Other differences are:

  • There is no need to call .lazy on the AnySequence if that sequence is already lazy. The return type is therefore "simplified" to AnySequence<[T]>.
  • I have used CollectionOfOne to create a single-element sequence for the empty array.
  • Treating the case options.count == 1 separately is not necessary for the algorithm to work (but might be a possible performance improvement).

A completely different approach is to define a custom collection type which computes each combination as a function of the index, using simple modulo arithmetic:

struct Combinations<T> : RandomAccessCollection {
    let options: [[T]]
    let startIndex = 0
    let endIndex: Int

    init(options: [[T]]) {
        self.options = options.reversed()
        self.endIndex = options.reduce(1) { $0 * $1.count }
    }

    subscript(index: Int) -> [T] {
        var i = index
        var combination: [T] = []
        combination.reserveCapacity(options.count)
        options.forEach { option in
            combination.append(option[i % option.count])
            i /= option.count
        }
        return combination.reversed()
    }
}

No extra storage is needed and no recursion. Example usage:

let all = Combinations(options: [[1, 2], [3, 4], [5, 6]])
print(all.count)
for c in all { print(c) }

Output:

8
[1, 3, 5]
[1, 3, 6]
[1, 4, 5]
[1, 4, 6]
[2, 3, 5]
[2, 3, 6]
[2, 4, 5]
[2, 4, 6]

Testing with

let options = Array(repeating: [1, 2, 3, 4, 5], count: 5)

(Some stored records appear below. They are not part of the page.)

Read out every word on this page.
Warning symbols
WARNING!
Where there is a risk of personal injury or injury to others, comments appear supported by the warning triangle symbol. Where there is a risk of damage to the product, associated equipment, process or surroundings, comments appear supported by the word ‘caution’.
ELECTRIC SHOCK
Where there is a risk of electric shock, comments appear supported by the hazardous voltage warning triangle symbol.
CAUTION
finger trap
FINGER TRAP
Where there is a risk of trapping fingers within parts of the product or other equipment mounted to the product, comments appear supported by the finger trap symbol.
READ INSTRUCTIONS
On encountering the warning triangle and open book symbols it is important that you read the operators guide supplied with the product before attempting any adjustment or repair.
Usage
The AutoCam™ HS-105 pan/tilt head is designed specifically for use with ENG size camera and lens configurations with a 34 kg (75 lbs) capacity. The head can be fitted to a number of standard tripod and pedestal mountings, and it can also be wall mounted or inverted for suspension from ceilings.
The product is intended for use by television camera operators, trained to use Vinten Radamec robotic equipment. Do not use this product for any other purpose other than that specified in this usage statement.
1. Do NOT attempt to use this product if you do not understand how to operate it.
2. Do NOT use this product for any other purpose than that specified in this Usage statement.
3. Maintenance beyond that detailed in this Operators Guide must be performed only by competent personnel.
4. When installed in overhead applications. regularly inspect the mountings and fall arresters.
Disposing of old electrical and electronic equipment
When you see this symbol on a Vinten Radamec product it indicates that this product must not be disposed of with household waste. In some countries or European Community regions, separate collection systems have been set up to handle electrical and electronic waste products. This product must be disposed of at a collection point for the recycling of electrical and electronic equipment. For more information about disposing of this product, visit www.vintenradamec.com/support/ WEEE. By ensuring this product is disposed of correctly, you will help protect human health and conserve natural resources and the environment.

this collection-based method turned out to be faster then the my above sequence-based method by a factor of 2.



回答2:

I found one possible solution, but I'll leave this answer not accepted for a while to see if someone knows a better one.

func combinations<T>(options: [[T]]) -> LazySequence<AnySequence<[T]>> {
    guard let head = options.first else {
        return AnySequence([].lazy.map({ [$0] })).lazy
    }

    if options.count == 1 {
        return AnySequence(head.lazy.map({ [$0] })).lazy
    }

    let tailCombinations = combinations(options: Array(options.dropFirst()))

    return AnySequence(head.lazy.flatMap({ option in
        return tailCombinations.lazy.map({ [option] + $0 })
    })).lazy
}

The solution was to use AnySequence instead of AnyCollection. I'm not sure why though, I'd still like to have the AnyCollection interface rather than AnySequence, since it provides me with a few more methods, like count.